• Em. I am not sure. The press is quite Tory and Brexit loving in England. The Cons have a 43% majority, in what sense is the Remain side being louder, bombastic and being more factually incorrect?

    The BBC is sort of reporting on Brexit downsides, but not in much detail. There is more info to be had on more specialized / technical blogs etc. But most people won't follow those, fair enough.

    It is really hard to know what to do, as people wanted different Brexits. And all those conflicted. And I am not sure if the new tradedeals won't clash with each other either...

    Personally, bank transaction tax / land tax / reform of UK voting system to STV with an English parliament and a constitution for the "overall" parliament, investment in going green really finally this time, etc. But you could do that anyway, Brexit or not.

    The EU is neither a scapegoat nor a magical fix, but now we seem to have nothing but more problems and no vision, with other countries not really needing the UK so it is a take what you get situation for trade deals.

  • Em. I am not sure. The press is quite Tory and Brexit loving in England. The Cons have a 43% majority, in what sense is the Remain side being louder, bombastic and being more factually incorrect?

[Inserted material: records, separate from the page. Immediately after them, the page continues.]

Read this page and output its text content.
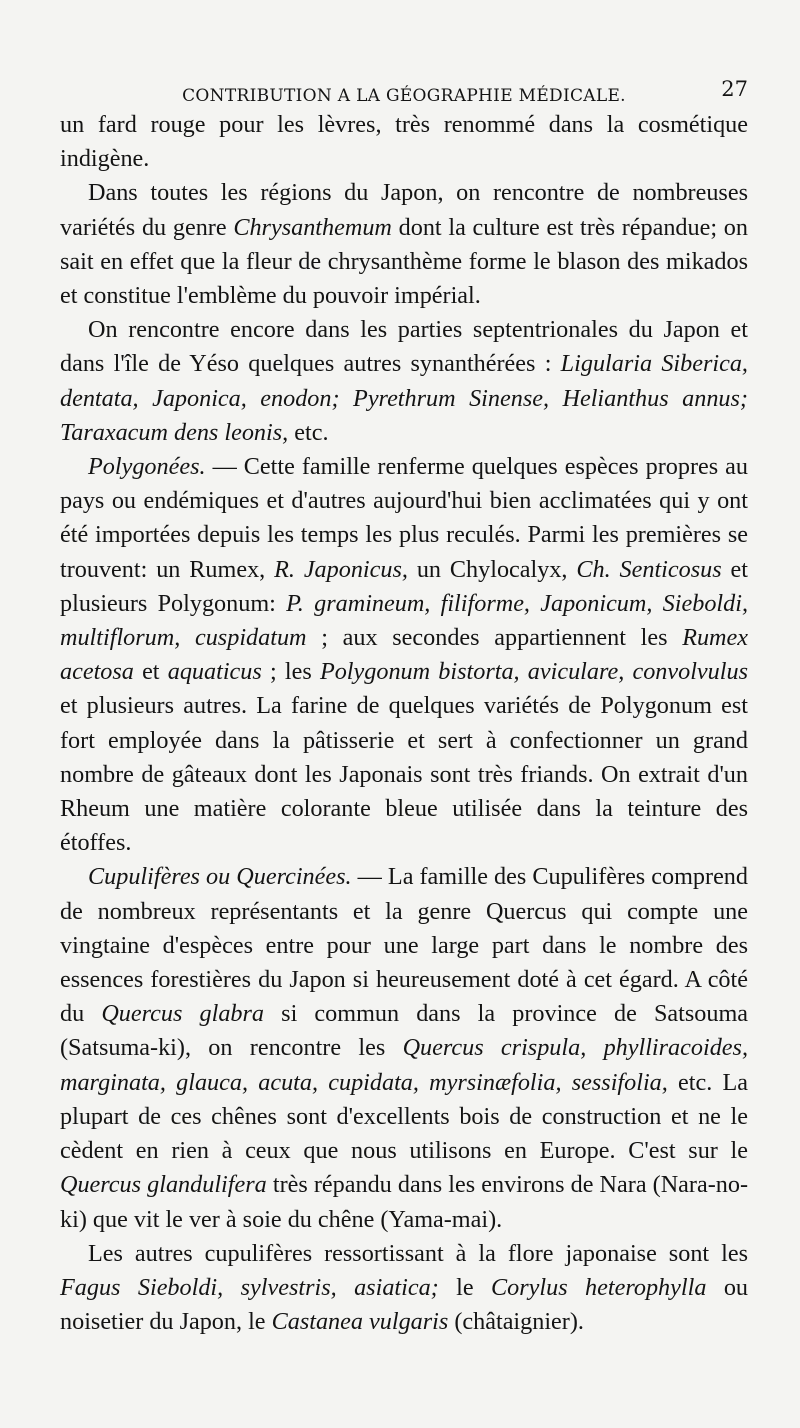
CONTRIBUTION A LA GÉOGRAPHIE MÉDICALE.	27

un fard rouge pour les lèvres, très renommé dans la cosmétique indigène.

Dans toutes les régions du Japon, on rencontre de nombreuses variétés du genre Chrysanthemum dont la culture est très répandue; on sait en effet que la fleur de chrysanthème forme le blason des mikados et constitue l'emblème du pouvoir impérial.

On rencontre encore dans les parties septentrionales du Japon et dans l'île de Yéso quelques autres synanthérées : Ligularia Siberica, dentata, Japonica, enodon; Pyrethrum Sinense, Helianthus annus; Taraxacum dens leonis, etc.

Polygonées. — Cette famille renferme quelques espèces propres au pays ou endémiques et d'autres aujourd'hui bien acclimatées qui y ont été importées depuis les temps les plus reculés. Parmi les premières se trouvent: un Rumex, R. Japonicus, un Chylocalyx, Ch. Senticosus et plusieurs Polygonum: P. gramineum, filiforme, Japonicum, Sieboldi, multiflorum, cuspidatum ; aux secondes appartiennent les Rumex acetosa et aquaticus ; les Polygonum bistorta, aviculare, convolvulus et plusieurs autres. La farine de quelques variétés de Polygonum est fort employée dans la pâtisserie et sert à confectionner un grand nombre de gâteaux dont les Japonais sont très friands. On extrait d'un Rheum une matière colorante bleue utilisée dans la teinture des étoffes.

Cupulifères ou Quercinées. — La famille des Cupulifères comprend de nombreux représentants et la genre Quercus qui compte une vingtaine d'espèces entre pour une large part dans le nombre des essences forestières du Japon si heureusement doté à cet égard. A côté du Quercus glabra si commun dans la province de Satsouma (Satsuma-ki), on rencontre les Quercus crispula, phylliracoides, marginata, glauca, acuta, cupidata, myrsinæfolia, sessifolia, etc. La plupart de ces chênes sont d'excellents bois de construction et ne le cèdent en rien à ceux que nous utilisons en Europe. C'est sur le Quercus glandulifera très répandu dans les environs de Nara (Nara-no-ki) que vit le ver à soie du chêne (Yama-mai).

Les autres cupulifères ressortissant à la flore japonaise sont les Fagus Sieboldi, sylvestris, asiatica; le Corylus heterophylla ou noisetier du Japon, le Castanea vulgaris (châtaignier).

    I think what we see now (43% majority) is the effect of the Remain side having previously done a poor job of making their point.

    The fact that trade with the EU is down 30% doesn't scream problem to me, instead it shows just how inflexible the EU is as a trading block.

  • The sky didn't fall in as seemed to be promised by various hysterics pre ref.

  • The fact that trade with the EU is down 30% doesn't scream problem to me, instead it shows just how inflexible the EU is as a trading block.

    Somehow the EU is getting their goods somewhere. Obviously it's not the UK so I doubt that 30% is coming back any time soon

  • The fact that trade with the EU is down 30% doesn't scream problem to me, instead it shows just how inflexible the EU is as a trading block

    Yeah this is a really annoying take on it.

    Trade is only ever completely free when there is a single market, and you can't have that without regulatory conformity (unless neither side cares about anything that might regulate what's sold in that market - which is the case in basically every developed market, as we don't like kids toys made of lead, food full of dangerous additives, etc).

    Maybe you're just trying to wind people up, but this is just a logical consequence of not wanting to be part of that single market.

    It's not as if the EU is uniquely inflexible - other places we sell to have similar rules on imports, but we just didn't use to have higher levels of trade.

  • The UK knew full there would be no exceptions as it's been in the EU and wouldn't grant any exceptions either.

    27 countries, tight legal frameworks.

    Everything offered by the EU like extensions, the backstop, all rejected.